Fake ChatGPT site steals passwords, targets Mac wallets

Fake ChatGPT site steals passwords, targets Mac wallets

A cloned ChatGPT download page delivered credential-stealing malware to Windows and Atomic Stealer to macOS, harvesting passwords, browser data and cryptocurrency wallet files.

Security analysts found a convincing impersonation of OpenAI’s ChatGPT download page at the domain openew.app that distributed different malware for Windows and macOS. The site offered what looked like official desktop downloads but delivered a Windows credential stealer and Atomic Stealer (AMOS) to Macs.

The impersonation page used OpenAI-style branding, a dark theme and prominent macOS and Windows download buttons. The .app domain requires HTTPS, so browsers showed a padlock icon. Researchers said users who clicked ads or unfamiliar search results for “ChatGPT download” risked landing on the clone instead of the legitimate download page.

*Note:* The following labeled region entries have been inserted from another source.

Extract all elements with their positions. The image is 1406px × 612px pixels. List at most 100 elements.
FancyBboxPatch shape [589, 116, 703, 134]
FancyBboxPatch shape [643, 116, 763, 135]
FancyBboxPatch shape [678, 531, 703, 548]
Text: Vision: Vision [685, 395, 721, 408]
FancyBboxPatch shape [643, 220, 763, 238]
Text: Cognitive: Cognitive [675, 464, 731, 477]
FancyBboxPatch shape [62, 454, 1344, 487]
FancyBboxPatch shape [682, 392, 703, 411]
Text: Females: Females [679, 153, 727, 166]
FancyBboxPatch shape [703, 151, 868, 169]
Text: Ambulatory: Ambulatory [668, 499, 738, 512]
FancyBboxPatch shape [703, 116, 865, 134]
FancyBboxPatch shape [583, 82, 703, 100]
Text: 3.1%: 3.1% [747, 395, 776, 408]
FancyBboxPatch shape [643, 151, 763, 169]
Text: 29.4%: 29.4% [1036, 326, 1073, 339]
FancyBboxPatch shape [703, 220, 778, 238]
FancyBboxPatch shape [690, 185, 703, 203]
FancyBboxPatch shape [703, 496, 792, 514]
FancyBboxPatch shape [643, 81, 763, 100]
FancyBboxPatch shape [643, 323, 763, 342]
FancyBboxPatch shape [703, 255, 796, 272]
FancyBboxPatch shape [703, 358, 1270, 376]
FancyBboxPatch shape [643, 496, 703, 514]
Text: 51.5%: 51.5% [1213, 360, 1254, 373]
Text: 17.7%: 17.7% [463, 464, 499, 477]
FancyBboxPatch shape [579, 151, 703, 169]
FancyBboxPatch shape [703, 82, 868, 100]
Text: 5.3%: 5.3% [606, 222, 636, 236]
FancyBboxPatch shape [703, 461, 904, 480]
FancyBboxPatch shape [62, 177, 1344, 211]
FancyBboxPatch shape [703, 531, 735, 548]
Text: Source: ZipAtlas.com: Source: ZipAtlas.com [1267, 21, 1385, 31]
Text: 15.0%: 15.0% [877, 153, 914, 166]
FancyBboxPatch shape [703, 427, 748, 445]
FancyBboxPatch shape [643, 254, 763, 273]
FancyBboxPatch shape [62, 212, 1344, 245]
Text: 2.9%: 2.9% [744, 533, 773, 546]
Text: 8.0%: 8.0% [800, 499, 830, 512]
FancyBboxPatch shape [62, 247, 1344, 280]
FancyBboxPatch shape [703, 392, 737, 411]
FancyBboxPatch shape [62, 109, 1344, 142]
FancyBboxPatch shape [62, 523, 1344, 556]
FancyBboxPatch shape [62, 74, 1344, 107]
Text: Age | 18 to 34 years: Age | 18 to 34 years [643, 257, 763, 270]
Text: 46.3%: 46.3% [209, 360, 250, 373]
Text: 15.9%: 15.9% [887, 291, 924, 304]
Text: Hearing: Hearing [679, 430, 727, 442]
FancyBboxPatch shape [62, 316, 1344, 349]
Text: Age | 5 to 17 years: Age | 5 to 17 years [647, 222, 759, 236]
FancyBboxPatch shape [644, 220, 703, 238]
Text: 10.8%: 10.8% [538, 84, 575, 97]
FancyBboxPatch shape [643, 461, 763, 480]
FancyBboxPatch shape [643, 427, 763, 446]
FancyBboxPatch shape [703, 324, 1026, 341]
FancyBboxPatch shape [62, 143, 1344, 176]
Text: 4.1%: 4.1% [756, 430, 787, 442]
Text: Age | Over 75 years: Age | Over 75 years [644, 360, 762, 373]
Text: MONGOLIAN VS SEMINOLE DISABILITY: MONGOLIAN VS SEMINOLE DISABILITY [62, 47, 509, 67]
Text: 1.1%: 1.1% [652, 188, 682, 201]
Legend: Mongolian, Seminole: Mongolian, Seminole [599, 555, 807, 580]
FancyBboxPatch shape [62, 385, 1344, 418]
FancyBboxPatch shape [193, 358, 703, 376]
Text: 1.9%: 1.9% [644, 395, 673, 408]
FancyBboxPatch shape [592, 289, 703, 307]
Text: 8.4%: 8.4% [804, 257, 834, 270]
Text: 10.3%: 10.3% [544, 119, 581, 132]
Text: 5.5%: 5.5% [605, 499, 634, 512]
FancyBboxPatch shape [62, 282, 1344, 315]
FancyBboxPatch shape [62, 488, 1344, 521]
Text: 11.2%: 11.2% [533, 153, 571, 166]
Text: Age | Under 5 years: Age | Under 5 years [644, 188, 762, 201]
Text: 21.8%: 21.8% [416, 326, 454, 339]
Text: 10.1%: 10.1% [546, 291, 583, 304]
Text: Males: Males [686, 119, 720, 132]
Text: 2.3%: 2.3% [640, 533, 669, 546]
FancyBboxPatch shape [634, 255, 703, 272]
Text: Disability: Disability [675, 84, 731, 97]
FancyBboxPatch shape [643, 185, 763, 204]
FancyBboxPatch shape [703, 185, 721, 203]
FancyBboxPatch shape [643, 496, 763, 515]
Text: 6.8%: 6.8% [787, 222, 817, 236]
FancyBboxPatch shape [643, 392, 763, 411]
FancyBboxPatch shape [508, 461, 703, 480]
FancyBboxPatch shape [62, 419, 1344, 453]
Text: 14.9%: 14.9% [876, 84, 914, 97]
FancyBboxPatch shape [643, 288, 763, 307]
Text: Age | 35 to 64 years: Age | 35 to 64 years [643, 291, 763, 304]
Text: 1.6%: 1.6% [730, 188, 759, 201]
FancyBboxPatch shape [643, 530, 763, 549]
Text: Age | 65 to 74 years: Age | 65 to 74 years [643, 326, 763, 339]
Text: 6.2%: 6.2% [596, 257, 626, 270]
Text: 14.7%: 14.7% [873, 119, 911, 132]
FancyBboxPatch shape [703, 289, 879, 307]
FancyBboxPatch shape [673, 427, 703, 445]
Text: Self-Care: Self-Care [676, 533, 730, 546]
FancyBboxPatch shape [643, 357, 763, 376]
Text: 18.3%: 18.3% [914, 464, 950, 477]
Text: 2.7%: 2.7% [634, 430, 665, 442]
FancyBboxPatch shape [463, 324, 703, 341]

On Windows, the downloaded file named Chat_GPT.exe was built from common free tools. The installer used Inno Setup and bundled an Electron application skeleton with standard Chromium support libraries. When run, it created files under %APPDATA%\LeronApplication, launched an executable called EApp.exe and spawned PowerShell with the flags -ExecutionPolicy Unrestricted -Command -, which causes PowerShell to read commands from standard input. Analysts recorded the sample making HTTP requests to 188.137.246.189 using a /laravel.php endpoint. The behavior matched credential- and cookie-stealing commodity malware. At the time of analysis nine of 69 antivirus engines flagged the file.

The macOS payload matched Atomic Stealer, a malware-as-a-service platform linked to cryptocurrency theft. The sample executed a long AppleScript chain and ran a silent password check against macOS directory services. If the silent check failed, the code displayed a fake prompt reading ‘Please enter device password to continue’ and captured the entered password in cleartext when it was validated. The malware copied the macOS keychain, harvested cookies and saved logins from multiple Chromium-based browsers as well as Firefox and Waterfox, and extracted Telegram session data.

The AMOS sample also scanned at least 16 locations for cryptocurrency wallet data, including folders for Ledger Live, Trezor Suite, Exodus, Electrum and Sparrow. It searched user Desktop and Documents for files with extensions such as .wallet, .seed, .key and .kdbx, compressed the collected data and exfiltrated it to a hardcoded server. After initial data theft, the script downloaded trojanized versions of Ledger and Trezor wallet apps from a second server and attempted to delete and replace the legitimate wallet software. If the user password had been captured earlier, the script used sudo to force the replacement; otherwise it attempted removal with rm -rf commands.

The impersonation domain likely cost a normal registrar fee, and the Windows payload relied on free toolkits and low-cost hosting. Analysts estimated the Windows setup could be assembled for under $100. AMOS is typically rented and has been reported to cost about $3,000 per month. Operators used search ads, poisoned search results, video links and posts in AI-focused communities to drive traffic to the fake page.

Users who installed a ChatGPT app from anywhere other than OpenAI’s official download page or the Microsoft Store should assume compromise. From a clean device, affected users should sign out of important accounts using each service’s sign-out-everywhere option, change passwords starting with the primary email account, rotate API and SSH keys and rotate cloud credentials. Cryptocurrency holders should move funds immediately using a separate, uncompromised device. macOS users should not open Ledger Live or Trezor Suite on an affected machine before reinstalling the operating system. A clean OS reinstall is the recommended recovery step, and workplace devices should be reported to IT or security teams.